Unhappy campers at work
When I became a supervisor at work I discovered how important it was to take an interest in my subordinates. I’d craft employee of the month awards, point out exemplary work and try to be encouraging. Invariably, however, there were always a few unhappy campers. Employees who always had a complaint, blamed management for all their woes and infected others with their negativity.
Conversely, there were also a small number of employees who never complained. They seemed to go through their work days blissfully. While they appreciated recognition, it wasn’t as important to them.

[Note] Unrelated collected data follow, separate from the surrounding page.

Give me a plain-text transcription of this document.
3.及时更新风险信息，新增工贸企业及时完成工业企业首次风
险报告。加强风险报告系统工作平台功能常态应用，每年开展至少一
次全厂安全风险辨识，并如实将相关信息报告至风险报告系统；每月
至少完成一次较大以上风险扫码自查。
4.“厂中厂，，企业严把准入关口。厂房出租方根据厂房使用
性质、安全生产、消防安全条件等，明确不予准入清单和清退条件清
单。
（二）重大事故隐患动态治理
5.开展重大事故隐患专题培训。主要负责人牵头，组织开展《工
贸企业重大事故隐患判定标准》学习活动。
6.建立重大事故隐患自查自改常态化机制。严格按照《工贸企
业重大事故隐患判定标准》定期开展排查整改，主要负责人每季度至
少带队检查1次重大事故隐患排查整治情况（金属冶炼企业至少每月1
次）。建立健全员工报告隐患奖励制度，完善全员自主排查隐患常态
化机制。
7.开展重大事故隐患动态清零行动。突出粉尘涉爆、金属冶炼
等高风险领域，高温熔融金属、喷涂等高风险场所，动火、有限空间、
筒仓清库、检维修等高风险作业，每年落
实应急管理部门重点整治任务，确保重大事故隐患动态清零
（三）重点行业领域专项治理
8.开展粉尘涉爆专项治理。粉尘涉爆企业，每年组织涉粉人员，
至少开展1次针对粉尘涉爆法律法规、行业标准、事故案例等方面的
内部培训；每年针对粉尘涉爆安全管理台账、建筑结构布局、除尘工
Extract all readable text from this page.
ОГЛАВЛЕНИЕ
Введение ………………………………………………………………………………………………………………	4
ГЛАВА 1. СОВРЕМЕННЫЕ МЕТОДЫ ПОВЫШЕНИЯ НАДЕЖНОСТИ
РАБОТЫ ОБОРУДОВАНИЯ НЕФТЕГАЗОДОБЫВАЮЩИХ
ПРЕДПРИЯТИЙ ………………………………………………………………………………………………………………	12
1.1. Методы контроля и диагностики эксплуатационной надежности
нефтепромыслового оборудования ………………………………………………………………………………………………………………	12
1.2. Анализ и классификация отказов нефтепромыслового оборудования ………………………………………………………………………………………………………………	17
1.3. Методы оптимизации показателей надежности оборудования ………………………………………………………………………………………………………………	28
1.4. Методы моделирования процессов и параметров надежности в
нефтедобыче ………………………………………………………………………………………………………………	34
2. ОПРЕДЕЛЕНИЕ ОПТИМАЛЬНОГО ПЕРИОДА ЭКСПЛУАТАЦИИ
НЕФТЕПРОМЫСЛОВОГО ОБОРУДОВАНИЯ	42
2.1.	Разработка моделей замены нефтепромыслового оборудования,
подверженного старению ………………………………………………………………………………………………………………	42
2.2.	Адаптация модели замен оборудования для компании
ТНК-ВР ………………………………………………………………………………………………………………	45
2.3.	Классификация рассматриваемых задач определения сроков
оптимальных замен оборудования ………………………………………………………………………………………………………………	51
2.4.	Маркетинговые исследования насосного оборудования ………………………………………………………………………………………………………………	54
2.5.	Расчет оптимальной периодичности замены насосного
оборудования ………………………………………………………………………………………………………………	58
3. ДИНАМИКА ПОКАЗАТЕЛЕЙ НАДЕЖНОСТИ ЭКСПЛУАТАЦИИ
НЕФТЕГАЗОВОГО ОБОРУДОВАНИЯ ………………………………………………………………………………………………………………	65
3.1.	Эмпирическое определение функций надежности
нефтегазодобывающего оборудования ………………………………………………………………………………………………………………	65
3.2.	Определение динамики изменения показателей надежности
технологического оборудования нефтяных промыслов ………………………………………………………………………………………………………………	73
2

The same phenomena can be found in relationships. Some people are well adjusted and secure in their relationships, while others persistently complain. As a cop I’ve been to countless domestic squabbles. Predominantly, the arguments were because one person was not doing something for the other.
Don’t be held hostage by others
Bottom line, there are a lot of unhappy people out there. And the reason a lot of them are unhappy? Because they constantly seek the approval of others. Relying on others for validation is a recipe for failure. If you want to take charge of your unhappiness, stop relying on the approval and attention of others. Chart your own course and do what fulfills you.
It’s fine when you’re six years old and you want Dad to see how well you ride your bike. But you’re an adult now. “Happiness comes from within” is more than a cliche. It happens to be largely true. If you look to your spouse or boss to validate your life, you’re going to be disappointed. It’s not their job. Your spouse should complement your life, not be responsible for it. And your boss should be like a coach, not a therapist.
Author and psychologist Gordon Livingston wrote “any relationship is under the control of the person who cares the least.” If you hinge your happiness on your spouse’s approval and attention, then you empower him/her over you. That’s crazy. Seeking honest feedback and input is one thing. We should all allow for constructive criticism. But the minute we put our emotional well being on the mercy of others, we’re on thin ice.
Accept feedback, but don’t be ruled by it
Yes, we need love and support in our lives. Yes, it’s gratifying to be celebrated and recognized for our work and contributions. But you’ve got to do things mainly because it’s gratifying to you alone. Do work that pleases you and the rest will take care of itself. This doesn’t mean being selfish. We’ll always have to play ball with coworkers and our spouses. Sometimes we have to put ourselves second. But you must do things that satisfy your own soul, not others.
Pursue your passions. Find work that’s meaningful to you. Take responsibility for your own happiness. Be self determined. Don’t export your happiness to the whims and opinions of others. You’re no longer six years old on the playground. Stop relying on the approval and validation of others. The answer to your happiness lies within yourself. It always has.